Brief Fact Summary. Thomas Gionis (Defendant-Appellant) was convicted of conspiracy to commit an assault, conspiracy to commit a trespass, assault with a deadly weapon, and assault with a firearm. Defendant-Appellant appealed his conviction in state court, and the state Court of Appeal reversed. The prosecution filed a petition for review, which was granted and considered here.
Synopsis of Rule of Law. Communications made by a person to an attorney after the attorney expressly refuses to undertake representation of that person are not protected by the attorney-client privilege, as the person making the statements could not have a reasonable expectation of representation after the attorney has expressly refused to undertake such representation.

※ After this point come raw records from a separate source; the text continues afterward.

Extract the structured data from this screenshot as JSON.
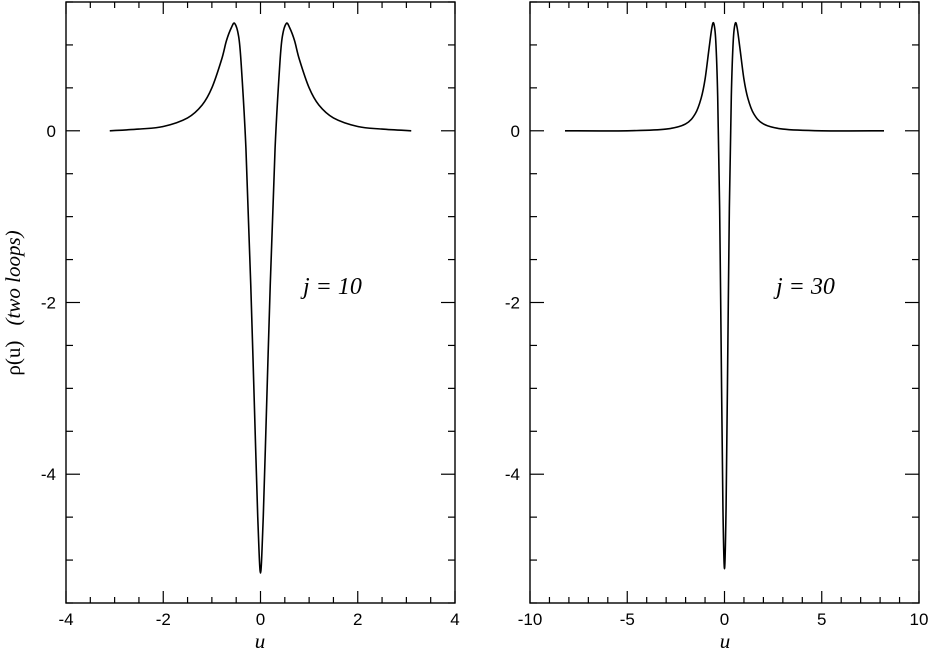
{
  "ylabel": {
    "main": "ρ(u)",
    "italic": "(two loops)"
  },
  "chart_data": [
    {
      "type": "line",
      "xlabel": "u",
      "annotation": "j = 10",
      "xlim": [
        -4,
        4
      ],
      "ylim": [
        -5.5,
        1.5
      ],
      "x_ticks": [
        -4,
        -2,
        0,
        2,
        4
      ],
      "x_tick_labels": [
        "-4",
        "-2",
        "0",
        "2",
        "4"
      ],
      "x_minor_step": 0.5,
      "y_ticks": [
        -4,
        -2,
        0
      ],
      "y_tick_labels": [
        "-4",
        "-2",
        "0"
      ],
      "y_minor_step": 0.5,
      "grid": false,
      "x_range": [
        -3.1,
        3.1
      ],
      "series": [
        {
          "x": [
            -3.1,
            -2.5,
            -2.0,
            -1.5,
            -1.2,
            -1.0,
            -0.8,
            -0.7,
            -0.6,
            -0.53,
            -0.45,
            -0.4,
            -0.3,
            -0.2,
            -0.1,
            -0.05,
            0,
            0.05,
            0.1,
            0.2,
            0.3,
            0.4,
            0.45,
            0.53,
            0.6,
            0.7,
            0.8,
            1.0,
            1.2,
            1.5,
            2.0,
            2.5,
            3.1
          ],
          "y": [
            0.0,
            0.02,
            0.05,
            0.15,
            0.3,
            0.5,
            0.83,
            1.05,
            1.2,
            1.25,
            1.1,
            0.8,
            -0.2,
            -1.8,
            -3.7,
            -4.6,
            -5.15,
            -4.6,
            -3.7,
            -1.8,
            -0.2,
            0.8,
            1.1,
            1.25,
            1.2,
            1.05,
            0.83,
            0.5,
            0.3,
            0.15,
            0.05,
            0.02,
            0.0
          ]
        }
      ]
    },
    {
      "type": "line",
      "xlabel": "u",
      "annotation": "j = 30",
      "xlim": [
        -10,
        10
      ],
      "ylim": [
        -5.5,
        1.5
      ],
      "x_ticks": [
        -10,
        -5,
        0,
        5,
        10
      ],
      "x_tick_labels": [
        "-10",
        "-5",
        "0",
        "5",
        "10"
      ],
      "x_minor_step": 1,
      "y_ticks": [
        -4,
        -2,
        0
      ],
      "y_tick_labels": [
        "-4",
        "-2",
        "0"
      ],
      "y_minor_step": 0.5,
      "grid": false,
      "x_range": [
        -8.2,
        8.2
      ],
      "series": [
        {
          "x": [
            -8.2,
            -5.0,
            -3.0,
            -2.0,
            -1.5,
            -1.2,
            -1.0,
            -0.8,
            -0.65,
            -0.55,
            -0.45,
            -0.35,
            -0.25,
            -0.15,
            -0.08,
            0,
            0.08,
            0.15,
            0.25,
            0.35,
            0.45,
            0.55,
            0.65,
            0.8,
            1.0,
            1.2,
            1.5,
            2.0,
            3.0,
            5.0,
            8.2
          ],
          "y": [
            0.0,
            0.0,
            0.02,
            0.08,
            0.2,
            0.38,
            0.6,
            0.95,
            1.2,
            1.25,
            1.05,
            0.4,
            -0.9,
            -3.0,
            -4.4,
            -5.1,
            -4.4,
            -3.0,
            -0.9,
            0.4,
            1.05,
            1.25,
            1.2,
            0.95,
            0.6,
            0.38,
            0.2,
            0.08,
            0.02,
            0.0,
            0.0
          ]
        }
      ]
    }
  ]
}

Closing argument may be vigorous and may include opprobrious epithets when they are reasonably warranted by the evidence.View Full Point of Law
Issue. Was it error for the trial court to have excluded the statements made by Defendant-Appellant to Lueck?
Held. No; the statements made by Defendant-Appellant to Lueck were not privileged, as Defendant-Appellant did not make the statements while trying to retain a lawyer, and admission of the statements was not prejudicial to Defendant-Appellant.

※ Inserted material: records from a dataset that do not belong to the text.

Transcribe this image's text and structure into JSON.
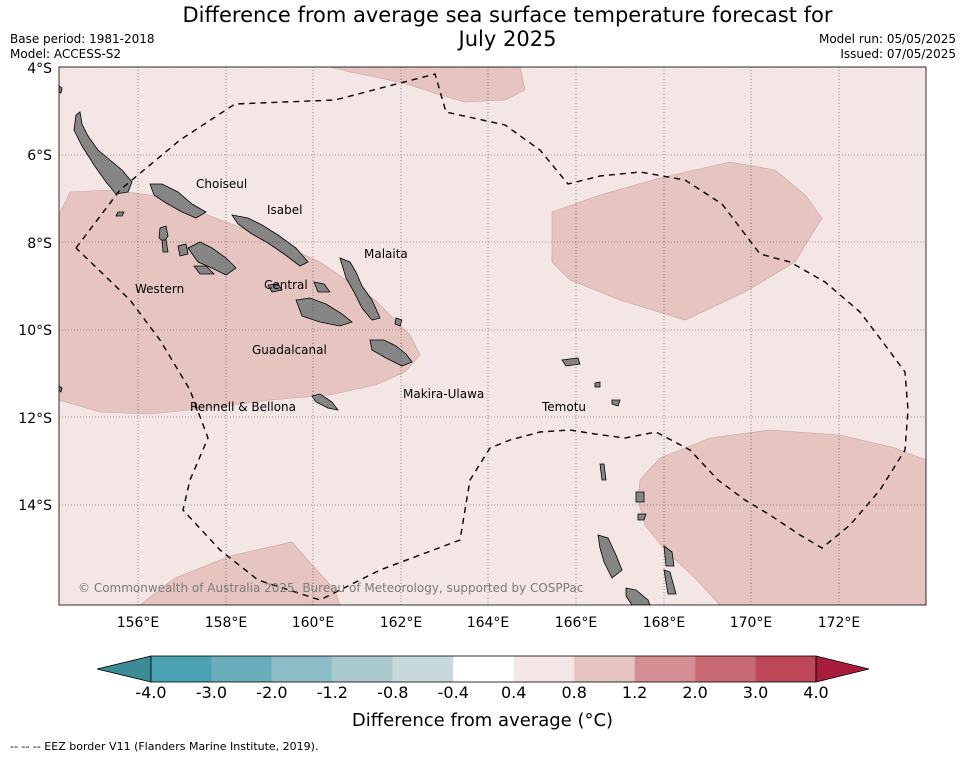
{
  "title_line1": "Difference from average sea surface temperature forecast for",
  "title_line2": "July 2025",
  "meta_left": {
    "base_period": "Base period: 1981-2018",
    "model": "Model: ACCESS-S2"
  },
  "meta_right": {
    "model_run": "Model run: 05/05/2025",
    "issued": "Issued: 07/05/2025"
  },
  "map": {
    "lon_ticks": [
      "156°E",
      "158°E",
      "160°E",
      "162°E",
      "164°E",
      "166°E",
      "168°E",
      "170°E",
      "172°E"
    ],
    "lat_ticks": [
      "4°S",
      "6°S",
      "8°S",
      "10°S",
      "12°S",
      "14°S"
    ],
    "place_labels": [
      "Choiseul",
      "Isabel",
      "Malaita",
      "Western",
      "Central",
      "Guadalcanal",
      "Rennell & Bellona",
      "Makira-Ulawa",
      "Temotu"
    ],
    "copyright": "© Commonwealth of Australia 2025, Bureau of Meteorology, supported by COSPPac",
    "eez_line": "dashed black"
  },
  "colorbar": {
    "ticks": [
      "-4.0",
      "-3.0",
      "-2.0",
      "-1.2",
      "-0.8",
      "-0.4",
      "0.4",
      "0.8",
      "1.2",
      "2.0",
      "3.0",
      "4.0"
    ],
    "colors": [
      "#3b8c97",
      "#4aa2b2",
      "#6aaebd",
      "#8dbdc6",
      "#a9c9cc",
      "#c8d9dc",
      "#ffffff",
      "#f4e6e5",
      "#e6c5c0",
      "#d68e95",
      "#c86a74",
      "#bd4858",
      "#a81d3c"
    ],
    "label": "Difference from average ( $^\\circ$C)",
    "label_display": "Difference from average (°C)"
  },
  "footnote": "-- -- -- EEZ border V11 (Flanders Marine Institute, 2019)."
}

Dissent. Justice Mosk dissented, writing, “I dissent from the majority and from Justice Kennard on the question of the admission of  Lueck’s testimony. The record in this case, despite Lueck’s and the majority’s self-serving characterization, shows that defendant consulted Lueck primarily in the latter’s capacity as an attorney, and that any statements made by defendant during the course of the consultation were privileged. The admission of this testimony over defendant’s objection was prejudicial error.” The dissent relied on the reason for the existence of the privilege, pointing out that, “‘[t]he basic policy behind the attorney-client privilege is to promote the relationship between attorney and client by safeguarding the confidential disclosures of the client and the advice given by the attorney. This policy supports a liberal construction in favor of the exercise of the privilege.’” (citations omitted). The dissent concluded that the relationship was primarily one that shoul
d trigger the privilege, and would have held that the statements were inadmissible.

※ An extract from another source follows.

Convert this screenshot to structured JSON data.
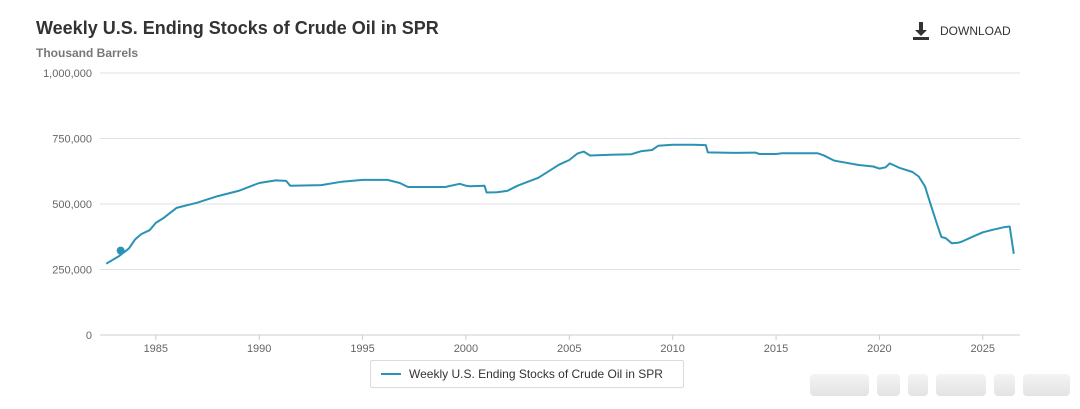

Concurrence. Justices Kennard (writing) and Mosk dissented in part and concurred in part, writing, “I join the majority in reversing the judgment of the Court of Appeal. I write separately, however, to voice my disagreement with certain portions of the majority’s analysis of each of the two issues in this case.” Explaining in more detail, the separate opinion pointed out that, “[t]he majority upholds the trial court’s ruling that none of the conversation was protected by the attorney-client privilege. I disagree. Although the inculpatory statements themselves were not privileged, the privilege did apply to other portions of defendant’s conversation with Lueck.” Specifically, the separate opinion argued that, “Lueck testified that, in response to a specific inquiry by defendant regarding the advisability of asking the trial court to transfer the case from Orange County to Los Angeles County, he told defendant it might be appropriate to do so. In rendering this legal advice, Lueck was
acting in his ‘professional capacity’ as an attorney, thus triggering the attorney-client privilege as to this aspect of the conversation.”
Discussion. In reaching its conclusion, the court discussed the attorney-client privilege and when it applies. Specifically, the court explained:
We cannot endorse the Court of Appeal’s apparent view that the attorney-client privilege applies whenever issues touching upon legal matters are discussed with an attorney. That has never been the law. Significantly, a communication is not privileged, even though it may involve a legal matter, if it has no relation to any professional relationship of the attorney with the client. Moreover, it is not enough that the client seek advice from an attorney; such advice must be sought from the attorney “in his professional capacity.”
Finding that the statements made to Lueck by Defendant-Appellant did not constitute, “a situation in which an individual disclosed information while exploring the possibility of retaining the lawyer,” the court reversed the decision of the Court of Appeal, ultimately holding that Defendant-Appellant, “was told in no uncertain terms, prior to making any of the challenged communications, that Lueck wanted no involvement in the legal proceedings concerning [Defendant-Appellant] and Wayne.”